3)      Email is not private, no matter what you say in a message subject line, heading or introductory paragraph. Each time you compose and send an email message, remind yourself that any email message can be printed out and posted on a company bulletin board. With that thought in mind, you will choose your words carefully.

4)      For important messages that need special attention, compose and proofread them before entering the recipient's names(s) into the "TO:" box. This will prevent you from sending a message prematurely.

5)      When responding to an email in anger, compose your response and store it overnight in a drafts folder. Re-read the message the following day, when you have had time to cool off, and then revise it accordingly.

6)      Proceed with caution when you hit "Reply" vs. "Reply All." You may be sending your message to everyone who has ever been part of the email string of messages, and you may be including someone who was sent a blind copy of the message sent to you.

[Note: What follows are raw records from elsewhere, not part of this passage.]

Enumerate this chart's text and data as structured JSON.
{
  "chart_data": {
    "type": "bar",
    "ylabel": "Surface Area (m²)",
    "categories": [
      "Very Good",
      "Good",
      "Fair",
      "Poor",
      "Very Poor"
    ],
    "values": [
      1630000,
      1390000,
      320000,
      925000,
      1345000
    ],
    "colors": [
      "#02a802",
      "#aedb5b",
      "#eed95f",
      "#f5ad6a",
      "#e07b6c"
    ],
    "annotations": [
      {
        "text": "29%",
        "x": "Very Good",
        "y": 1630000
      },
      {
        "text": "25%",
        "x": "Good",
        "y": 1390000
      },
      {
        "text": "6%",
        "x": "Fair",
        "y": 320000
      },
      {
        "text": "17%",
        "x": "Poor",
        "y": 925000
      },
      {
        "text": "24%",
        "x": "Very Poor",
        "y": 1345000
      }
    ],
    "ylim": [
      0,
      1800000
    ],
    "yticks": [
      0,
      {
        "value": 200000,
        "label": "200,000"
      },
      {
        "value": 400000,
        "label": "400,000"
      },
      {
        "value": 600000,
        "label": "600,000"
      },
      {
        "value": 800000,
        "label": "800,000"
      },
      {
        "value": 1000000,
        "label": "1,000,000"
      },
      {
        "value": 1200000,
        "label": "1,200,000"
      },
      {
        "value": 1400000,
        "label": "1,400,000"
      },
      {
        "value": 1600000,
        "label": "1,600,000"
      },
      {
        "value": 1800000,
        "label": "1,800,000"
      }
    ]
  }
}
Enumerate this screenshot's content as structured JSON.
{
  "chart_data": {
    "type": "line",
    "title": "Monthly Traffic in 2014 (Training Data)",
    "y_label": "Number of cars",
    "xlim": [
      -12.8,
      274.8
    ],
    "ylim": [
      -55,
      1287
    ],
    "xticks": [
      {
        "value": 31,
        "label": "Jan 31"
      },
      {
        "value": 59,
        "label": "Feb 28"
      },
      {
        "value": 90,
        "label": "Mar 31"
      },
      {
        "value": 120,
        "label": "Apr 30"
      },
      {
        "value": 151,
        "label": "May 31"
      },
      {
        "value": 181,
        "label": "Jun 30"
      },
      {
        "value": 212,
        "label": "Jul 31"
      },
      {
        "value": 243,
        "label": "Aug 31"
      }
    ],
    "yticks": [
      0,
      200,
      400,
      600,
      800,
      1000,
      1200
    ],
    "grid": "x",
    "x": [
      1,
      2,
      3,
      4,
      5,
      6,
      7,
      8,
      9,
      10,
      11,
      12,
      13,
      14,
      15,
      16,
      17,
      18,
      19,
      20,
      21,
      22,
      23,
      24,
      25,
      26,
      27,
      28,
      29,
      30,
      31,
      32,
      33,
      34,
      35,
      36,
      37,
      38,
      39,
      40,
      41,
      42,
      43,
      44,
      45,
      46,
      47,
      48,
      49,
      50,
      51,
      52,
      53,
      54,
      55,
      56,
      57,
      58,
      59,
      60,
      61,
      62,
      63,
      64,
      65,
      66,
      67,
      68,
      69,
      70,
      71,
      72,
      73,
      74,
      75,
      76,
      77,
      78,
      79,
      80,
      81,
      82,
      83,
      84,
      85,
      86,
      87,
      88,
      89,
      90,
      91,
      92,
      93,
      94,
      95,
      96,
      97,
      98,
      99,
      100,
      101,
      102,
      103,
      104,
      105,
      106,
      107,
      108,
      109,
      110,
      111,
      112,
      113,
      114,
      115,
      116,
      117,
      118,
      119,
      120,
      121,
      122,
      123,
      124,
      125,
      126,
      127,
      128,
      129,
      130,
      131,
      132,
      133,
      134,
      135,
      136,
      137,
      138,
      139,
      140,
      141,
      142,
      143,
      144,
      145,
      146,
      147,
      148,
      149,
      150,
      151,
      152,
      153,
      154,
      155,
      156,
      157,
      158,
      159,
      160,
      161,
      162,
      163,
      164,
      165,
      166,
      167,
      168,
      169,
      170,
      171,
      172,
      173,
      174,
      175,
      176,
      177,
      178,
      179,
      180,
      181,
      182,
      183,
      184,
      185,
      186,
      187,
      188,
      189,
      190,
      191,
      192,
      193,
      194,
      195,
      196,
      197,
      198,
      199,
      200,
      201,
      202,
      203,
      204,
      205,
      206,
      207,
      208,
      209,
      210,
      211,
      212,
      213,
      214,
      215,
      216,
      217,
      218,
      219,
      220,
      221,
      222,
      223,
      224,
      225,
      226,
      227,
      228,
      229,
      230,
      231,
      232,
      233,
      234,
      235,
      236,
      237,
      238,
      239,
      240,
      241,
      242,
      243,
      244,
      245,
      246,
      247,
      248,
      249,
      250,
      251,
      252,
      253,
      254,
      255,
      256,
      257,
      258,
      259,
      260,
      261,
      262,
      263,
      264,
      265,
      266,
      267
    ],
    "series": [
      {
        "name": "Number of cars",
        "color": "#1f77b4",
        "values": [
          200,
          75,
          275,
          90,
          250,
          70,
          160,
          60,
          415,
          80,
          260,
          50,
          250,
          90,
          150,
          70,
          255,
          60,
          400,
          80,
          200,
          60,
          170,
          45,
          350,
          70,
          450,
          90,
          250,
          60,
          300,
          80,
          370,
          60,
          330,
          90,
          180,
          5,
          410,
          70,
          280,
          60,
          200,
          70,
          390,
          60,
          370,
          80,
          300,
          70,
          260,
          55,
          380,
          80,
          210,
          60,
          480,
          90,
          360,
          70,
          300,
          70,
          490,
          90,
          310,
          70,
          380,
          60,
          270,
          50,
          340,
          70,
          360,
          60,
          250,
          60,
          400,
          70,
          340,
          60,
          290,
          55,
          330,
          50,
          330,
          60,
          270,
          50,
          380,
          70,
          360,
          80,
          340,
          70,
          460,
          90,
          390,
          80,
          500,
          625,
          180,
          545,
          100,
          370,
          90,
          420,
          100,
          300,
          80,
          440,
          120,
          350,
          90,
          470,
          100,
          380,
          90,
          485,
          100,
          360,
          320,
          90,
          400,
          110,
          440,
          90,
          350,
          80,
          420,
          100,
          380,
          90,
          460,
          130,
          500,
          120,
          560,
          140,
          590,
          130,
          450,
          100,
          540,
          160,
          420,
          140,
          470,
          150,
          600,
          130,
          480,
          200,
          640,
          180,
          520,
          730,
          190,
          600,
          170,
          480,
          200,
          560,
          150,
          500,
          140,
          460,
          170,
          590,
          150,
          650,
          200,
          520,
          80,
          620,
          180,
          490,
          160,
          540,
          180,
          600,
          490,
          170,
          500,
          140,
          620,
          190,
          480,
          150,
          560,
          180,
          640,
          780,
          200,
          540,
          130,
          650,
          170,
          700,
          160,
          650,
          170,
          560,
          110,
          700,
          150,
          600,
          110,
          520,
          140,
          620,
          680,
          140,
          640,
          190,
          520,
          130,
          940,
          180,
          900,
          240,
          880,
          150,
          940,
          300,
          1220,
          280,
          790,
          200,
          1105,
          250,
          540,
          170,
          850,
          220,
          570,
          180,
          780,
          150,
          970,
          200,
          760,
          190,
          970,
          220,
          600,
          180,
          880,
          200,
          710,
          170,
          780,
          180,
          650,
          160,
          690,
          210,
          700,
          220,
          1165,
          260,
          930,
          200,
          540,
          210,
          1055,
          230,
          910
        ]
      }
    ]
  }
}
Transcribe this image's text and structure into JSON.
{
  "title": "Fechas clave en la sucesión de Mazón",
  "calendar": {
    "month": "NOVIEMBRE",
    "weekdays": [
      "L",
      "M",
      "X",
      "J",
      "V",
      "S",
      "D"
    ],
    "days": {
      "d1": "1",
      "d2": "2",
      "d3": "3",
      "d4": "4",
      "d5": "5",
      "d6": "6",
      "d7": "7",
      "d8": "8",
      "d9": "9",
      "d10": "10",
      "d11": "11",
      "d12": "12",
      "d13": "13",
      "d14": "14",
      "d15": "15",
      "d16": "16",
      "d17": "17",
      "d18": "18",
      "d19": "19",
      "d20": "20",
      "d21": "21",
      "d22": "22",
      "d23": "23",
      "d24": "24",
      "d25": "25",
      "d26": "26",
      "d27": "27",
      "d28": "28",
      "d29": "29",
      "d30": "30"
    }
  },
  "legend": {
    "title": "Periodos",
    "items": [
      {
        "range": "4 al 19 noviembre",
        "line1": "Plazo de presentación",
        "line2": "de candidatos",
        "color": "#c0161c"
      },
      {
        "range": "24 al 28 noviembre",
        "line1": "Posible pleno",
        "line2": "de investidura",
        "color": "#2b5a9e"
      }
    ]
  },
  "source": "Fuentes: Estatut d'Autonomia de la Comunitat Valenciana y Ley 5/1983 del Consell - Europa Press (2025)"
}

7)      When you have developed a list serve, large or small, it is courteous not to reveal the email addresses of the entire list to all recipients. Explore the capabilities of your email system in order to keep your list confidential.

8)      Develop and maintain a professional image in your email correspondence. Avoid purple letters on a chartreuse background, odd fonts, smiley faces or too many abbreviations. And, beware when using CAPITAL LETTERS. You may be using them for emphasis, but they can be interpreted as anger or as shouting at the recipient. 

9)      Respond to business email within 24 hours. (That is not a typo-24 hours.) Even if you do not have an answer to the sender's question or request, send a quick response that says you received the message and give some indication of when the sender might expect your response.

10)   When receiving information you have requested from others, send a quick message to indicate that you have received what was sent (i.e., "Got it. Thanks.") Don't make people guess about whether or not their messages are getting through to you. It's basic good manners to respond.

11)   Don't use your business email to forward gossip, jokes, chain letters or other non-work-related messages or attachments. Delete these items, without responding, when they appear in your mailbox.

12)   It is not always possible to recall a message you have sent in error or anger. The best damage control is to admit your error, apologize if required, and learn from your mistake.

Just as you need two wardrobes, one for your personal and one for your professional life, you need to establish two email images for yourself and to recognize where the line is drawn that separates the two. When in doubt, lean toward the formal side of the scale when emailing in business. You will never offend someone by being too formal, but you will offend some individuals by being too informal too early in a relationship.